Quite a few, and still a few more to go. We need about 25 for this year. We are quite pleased with these though. We estimate they cost about 50 cents each to build. Way better than the cheap ones at the nursery and a lot cheaper than the metal ones you can get online.

Garden 2010: An early spring

It is mid-February and already spring is in the air. It has been an especially warm winter for us here in Seattle this year. I got out and enjoyed the 60F and Sunny weather we had yesterday. I actually had to mow the lawn,.. during which I found the first dandelion flower already. They don’t waste any time.

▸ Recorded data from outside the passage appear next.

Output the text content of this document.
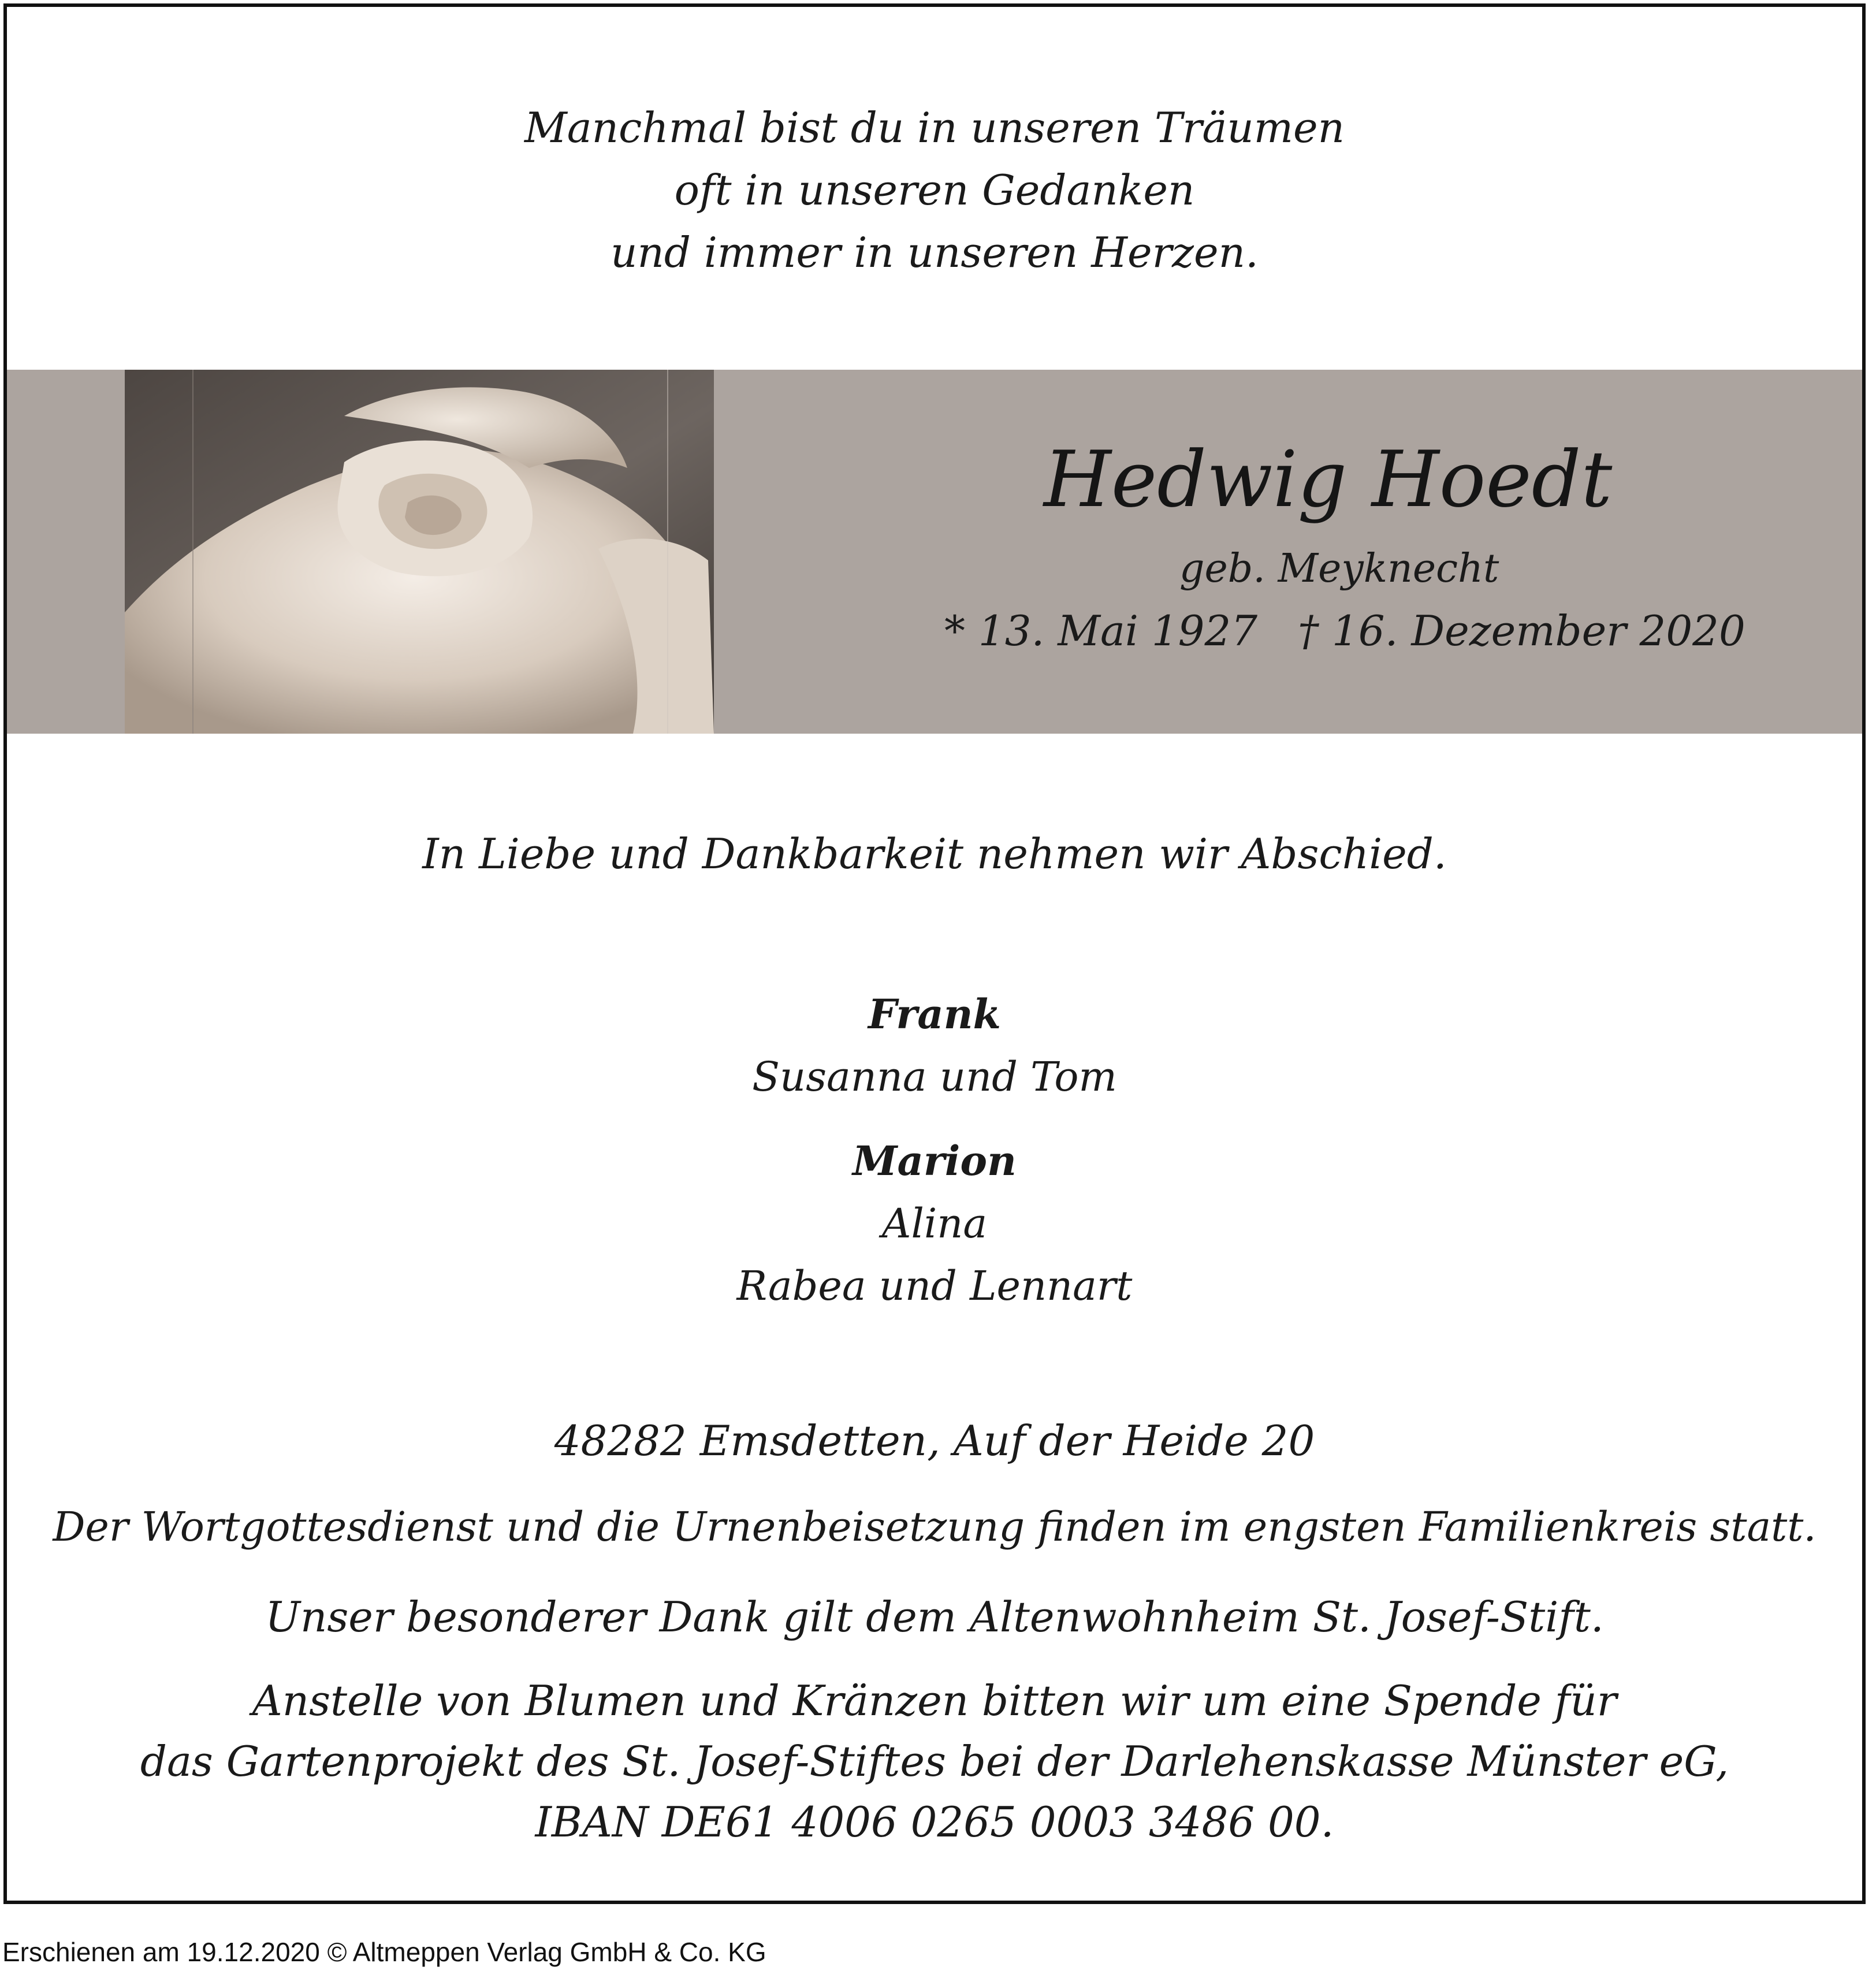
Manchmal bist du in unseren Träumen
oft in unseren Gedanken
und immer in unseren Herzen.
Hedwig Hoedt
geb. Meyknecht
* 13. Mai 1927 † 16. Dezember 2020
In Liebe und Dankbarkeit nehmen wir Abschied.
Frank
Susanna und Tom
Marion
Alina
Rabea und Lennart
48282 Emsdetten, Auf der Heide 20
Der Wortgottesdienst und die Urnenbeisetzung finden im engsten Familienkreis statt.
Unser besonderer Dank gilt dem Altenwohnheim St. Josef-Stift.
Anstelle von Blumen und Kränzen bitten wir um eine Spende für
das Gartenprojekt des St. Josef-Stiftes bei der Darlehenskasse Münster eG,
IBAN DE61 4006 0265 0003 3486 00.
Erschienen am 19.12.2020 © Altmeppen Verlag GmbH & Co. KG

Other things are growing too.

My garlic didn’t grow at all last fall. I planted it ‘on time’, according to my resources anyway, but nothing sprouted. That is probably a good thing since all of the greens avoided the week of 15F nights we had in December. They are wasting no spring sun though, they are growing quickly. The “mulch” is the leaves dropped by Japanese maple. It was sort of a half hearted mulching effort.
Inside my cold frames the spinach is getting off to a good head start. These were planted in late October.. which is way too late really, but they just kind of hung out over the winter and have started growing quickly with each sunny day we get.
My daylilies have started to break ground in the flower bed as well. The blueberry bush has buds forming and the trees and shrubs are all starting to bud and leaf out too. I love it!
I was at my local independent hardware store picking up some supplies for a gardening project (which I’ll post about if it turns out well) when I saw some primroses on sale for $1 each. My planter box on the front porch has been bare all winter so I decided to pep it up a little. Scoring the brownie points with my lovely wife didn’t hurt either!